Basal Banar (Auraeus Solito, 2002)
English Title: Sacred Ritual of Truth
The most unique of sunsets opens Auraeus Solito’s Basal Banar (Sacred Ritual of Truth). The distant coast and the clouds are but shadows to the mysterious red, blue, and white of the darkening sky. There can never be a more appropriate introduction. In a single visual, Solito introduces Palawan as this land that is mysterious, grandiose, and sadly, much burdened by problems any paradise may expect but should never deserve. From that otherworldly view of Palawan from the sea and through rivers and thick jungles, the film elegantly takes its viewers into the heart of the land, its people.
Solito has the advantage of capturing Palawan not from the vantage point of an absolute stranger but of a returning son. Instead of depicting Palawan’s people with the coldness and distance of an uninvolved documentarian, he positions himself as equally affected, giving the documentary a sense of reverence when depicting the more intimate details of the island’s culture and urgency when forwarding an advocacy.
Solito, schooled in Manila, prides himself of his Palaw’an heritage, a heritage that would guide him through several of his narrative features, all of which would give ample light to the unknown and marginalized, from the gay youths of Ang Pagdadalaga ni Maximo Oliveros (The Blossoming of Maximo Oliveros, 2005) and Boy (2009) to the rare geniuses of Pisay (Philippine Science, 2007). It is only with Busong (Palawan Fate, 2011) that Solito was able to give his beloved Palawan undivided attention. In the film, he drapes his adulation with high definition images of a timeless paradise that curiously mingles with the very real and the infinitely current, creating something of a beautiful anachronism that is a more than apt summary of the situation in Palawan.
Basal Banar is an essential precursor and companion piece to Busong. Where Busong is dreamlike and artistic in its imagery, Basal Banar is organic and unrehearsed. Its aesthetics is borrowed directly from nature and the people that partake of nature.

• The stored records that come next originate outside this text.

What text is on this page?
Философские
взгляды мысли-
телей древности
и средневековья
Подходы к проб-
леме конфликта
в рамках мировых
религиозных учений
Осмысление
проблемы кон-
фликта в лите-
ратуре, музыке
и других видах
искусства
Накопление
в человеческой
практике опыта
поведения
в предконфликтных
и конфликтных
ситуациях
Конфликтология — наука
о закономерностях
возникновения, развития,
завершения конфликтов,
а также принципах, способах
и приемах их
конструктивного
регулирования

Even the music and the sound design are essential facets of what is seen. The songs sung by the natives are little stories by themselves, tackling everything from sacred rituals to mundane domestic dilemmas. There are also songs heard from the radio, transmitted straight from Malaysia, the closest neighbor to the island. The songs heard in the film are essential to the story it tells, efficiently painting the island’s demographic as not comprised solely of the natives who have resided first in the island but also the newcomers. Solito, by encompassing the entire wealth of humanity that resides in Palawan, enlarges the scope of the struggle, deepens the pains caused by modernization and the inequity of the concept of property, a concept that is incongruous to the concept of community that has kept peace in the island, a concept that has displaced an entire people from a land they and their ancestors have considered home for centuries.
The documentary climaxes with a journey by Solito and other men and women to plot the ancestral domain that is supposedly protected by law. Hundreds of kilometers and several hours of arduous travel are reduced to several key minutes through time lapse. The effect is tremendous. It is in equal portions a campaign that would supposedly end the injustices caused by government-sponsored land-grabbing and a celebration of unity among people of various ethnic groups, educational attainments, professions, and personal histories. Basal Banar, in turn, becomes that rare documentary that forgoes dwelling in the evils humanity can be capable of by concluding in a note of triumphant hope.